Enter Anna's dental crisis. We have been waiting for dental insurance knowing that our policy is up for renewal so we have been delaying scheduling Anna's treatment. Last week Anna's tooth started hurting to the point that I had to take her in. We forced an x-ray and she needed antibiotics. Since she is having pain her treatment will be expedited and is considered "emergency" now. So the kind resident asks me if their Medicaid Application Counselor can reach out to me. With tears building I say "yes" because that was the next phone call on my list to make anyway.
I'm a social worker by nature and education.

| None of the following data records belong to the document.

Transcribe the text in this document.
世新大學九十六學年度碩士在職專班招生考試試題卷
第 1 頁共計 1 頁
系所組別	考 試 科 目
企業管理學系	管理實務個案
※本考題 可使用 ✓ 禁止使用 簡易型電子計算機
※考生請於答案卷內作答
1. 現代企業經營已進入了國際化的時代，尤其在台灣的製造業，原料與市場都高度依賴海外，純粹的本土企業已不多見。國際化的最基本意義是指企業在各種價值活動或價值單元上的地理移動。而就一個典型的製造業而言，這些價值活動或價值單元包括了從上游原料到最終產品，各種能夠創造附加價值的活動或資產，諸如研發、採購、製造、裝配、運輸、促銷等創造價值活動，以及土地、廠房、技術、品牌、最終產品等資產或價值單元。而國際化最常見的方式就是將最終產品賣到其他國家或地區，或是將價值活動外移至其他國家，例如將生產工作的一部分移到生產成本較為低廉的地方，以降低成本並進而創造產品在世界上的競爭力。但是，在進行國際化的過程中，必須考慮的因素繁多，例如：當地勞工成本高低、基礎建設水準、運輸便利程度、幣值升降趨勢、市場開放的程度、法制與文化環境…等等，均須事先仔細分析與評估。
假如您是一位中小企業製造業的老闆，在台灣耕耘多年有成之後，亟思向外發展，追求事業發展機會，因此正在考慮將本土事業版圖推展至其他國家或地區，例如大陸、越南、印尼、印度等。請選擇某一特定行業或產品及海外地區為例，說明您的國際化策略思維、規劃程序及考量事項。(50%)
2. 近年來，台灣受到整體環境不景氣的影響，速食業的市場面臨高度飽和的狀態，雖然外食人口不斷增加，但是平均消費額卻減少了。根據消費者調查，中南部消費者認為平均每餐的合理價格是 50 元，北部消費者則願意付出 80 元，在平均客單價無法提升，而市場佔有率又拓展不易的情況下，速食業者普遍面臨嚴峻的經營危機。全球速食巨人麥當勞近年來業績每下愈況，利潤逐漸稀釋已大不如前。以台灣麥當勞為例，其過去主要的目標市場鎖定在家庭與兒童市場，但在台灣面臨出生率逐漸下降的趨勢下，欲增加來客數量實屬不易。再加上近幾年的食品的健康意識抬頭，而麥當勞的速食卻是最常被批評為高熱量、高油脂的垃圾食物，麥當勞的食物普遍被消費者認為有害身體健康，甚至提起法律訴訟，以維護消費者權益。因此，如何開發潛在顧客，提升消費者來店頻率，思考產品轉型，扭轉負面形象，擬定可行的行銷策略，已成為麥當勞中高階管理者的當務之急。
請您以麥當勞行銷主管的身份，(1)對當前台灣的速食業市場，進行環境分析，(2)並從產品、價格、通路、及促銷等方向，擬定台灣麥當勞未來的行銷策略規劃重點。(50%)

I'm the one to help people navigate "the system." I wrote a grant for just that purpose. I'm not the one who is supposed to be using "the system." The kind lady called me immediately and when I spoke to her my pride made me tell her that I'm a social worker. My pride made me choke up as I made the list of documents that I needed to provide to prove that we qualify.
I met with her. She was thrilled that we had completed the application up to the last click on our own. She told me that all six of us qualify for zero premium. She explained to me how to navigate the application process. Maybe pridefully I told her we would scan and email the documents she needed. Of course, that did save me having to drive them to her office.
Tears rolled out of my eyes on my way home (and maybe I'm tearing up as I'm typing). I had to fight those evil voices telling me that we are poor. We aren't providing for our children. "They" must think we were irresponsible in our choice to have a large family.
None of it is true. The system has made it difficult for smaller entrepreneur business owners living the American Dream. We pay plenty of taxes. We are upstanding citizens contributing to society so if the government wants to give us a chance to stay in business I should thank them for letting me use tax dollars we paid for our family's health care. I shouldn't feel ashamed and humiliated for doing what is best for my family.
So our State of Maryland Medical Assistance Program cards arrived yesterday and I called today and chose our Managed Care Organization and Anna's treatment is scheduled and will happen soon. The treatment that we thought would cause us debt or at least a payment plan will not be a financial burden for us.
What has caused me tears and embarrassment is actually a gift and something that I am grateful for at this time in our lives.
Another level of pride will be dealt with when I hand our new cards to practices where we have been long time patients. I will also have to leave a practice that does not accept Medicaid in any form.
It's funny how when a personal growth issue is made obvious in an incident, I become aware of it in plenty of other areas of my life. That too, is a gift.